I was a bit daunted at the prospect of reading SPQR, Mary Beard’s 608-page epic history of Rome, while also teaching five classes and amidst a hectic tour schedule, but it was so engaging that I found myself pulling it out at bus stops or while waiting for students or tours. The sweeping story from Romulus, founder of Rome, to 3rd-century AD Emperor Caracalla boasts up-to-date archeological and documentary evidence, which made my Forum tours feel fresh and new. Beard also offers a very interesting new proposal for the effective end date of the Roman Empire, traditionally given as 476AD when the Ostrogoths deposed Emperor Romulus Augustus. Beard suggests the date of 212AD, the year Emperor Caracalla extended Roman citizenship to every free inhabitant of the Empire. In one edict, she notes, “30 million provincials became Roman overnight.”

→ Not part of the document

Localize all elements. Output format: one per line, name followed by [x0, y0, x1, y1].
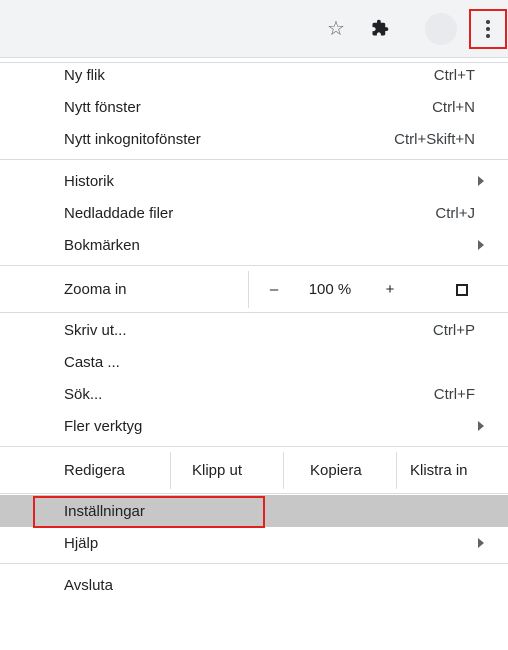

While much has been made in this heated political season about the question of immigration, Beard, from the beginning, focuses on the matter of Roman identity – what it meant to be a “Roman” and how the Romans came to define themselves as they slowly grew to master the
Mediterranean. Beard did, however, get into the twittercage with Big Brexit Brit Arron Banks with hilarious results. SPQR is not a light and easy read—no 140 character chapters here—but it moves quickly and offers many new insights on the history of the Eternal City.
My editor at Harcourt once told me that history needs a new rewrite once a generation. The way we understand, absorb and process information changes; historical data increases and some older theories are discredited. In our personality-driven world, readers like to have a single figure as a guide to the story and in SPQR, Beard gives us Marcus Tullius Cicero, a figure that the modern reader can begin to grasp. A “new man,” meaning not from the Roman aristocracy, Cicero used his gifts to make it to the top. A man of ambition and vision, of deep philosophical bent, but also subject to petty self-aggrandizing, Cicero did his best to navigate his love of country, love of comfort and desire for legacy in a crumbling Republic. As Cicero tried to embody the ideal of a Roman citizen, the meaning of Rome was already changing.
The book contains something for everyone: facts and figures of battles, currency and population, but also magnificent moments of literary analysis. The reader learns to delve more deeply into the story of Romulus and Remus, instead of dismissing it as mere myth, and while the inconsistencies of Rome’s own historical record are evident, Beard keeps the reader on track by focusing on a people creating a collective story as well as a government and an administrative system, all the while fighting constant wars.
She thankfully almost never strays into the temptation to make modern political commentary—which I sometimes find hard to resist—and keeps her eye on this amazing people and their remarkable story. The usual suspects all get close examination: the Gracchi, Gaius Marius, Julius Caesar, Augustus and Hadrian, and of course the Pantheon and Coliseum are prominently featured.
I have long appreciated Mary Beard’s literary sensitivity. She loves poems, plays and novels the way I love paintings and sculptures, and as a result I found her discussions of these people and places had certain nuances that made me look at them in a different light. If ancient Rome is a diamond, then Beard’s book is the “princess cut,” allowing light to sparkle from the corners as well as the center.
It took me a while to get to this book, not only because I had little time, but also because I had heard it described as a modernizing of Edward Gibbon’s Decline and Fall of the Roman Empire, which held Christianity responsible in large part for the Fall of Rome, and I dreaded slogging through another antichristian tract. Beard devotes very little time to the Christians as it is clearly not a major interest of hers. Her meticulous scholarship does, however, dip with the entry of Christianity, and the minimal critical apparatus here indicates that this just isn’t the focus of her study. Indeed, for a history that ends in 212AD, she is right to do so; the small sections regarding Christianity will not please students of Christianity, but these minor failing should not keep people from reading the book.
I was particularly pleased to find that in the Venn diagram of how I see history and how Beard sees history there was an important intersection. Instead of blaming the Christians or lead poisoning or barbarian invasions for the Fall of Rome, Beard seems to suggest that Rome ceased to exist when it lost its identity and sense of citizenship. I have long thought that when Rome abandoned its sense of self and allowed ideals and virtues to give way to decadence, and when the government thought to tame its populace by indulging their basest instincts, Romans grew incapable of resisting hardship and suffering when it came upon them in both the form of economic recession and of invasion. They gradually stopped fighting because they didn’t know what they were fighting for. It is nice to know that coming from two opposite ends of the socio/political spectrum, there is a place where minds can meet.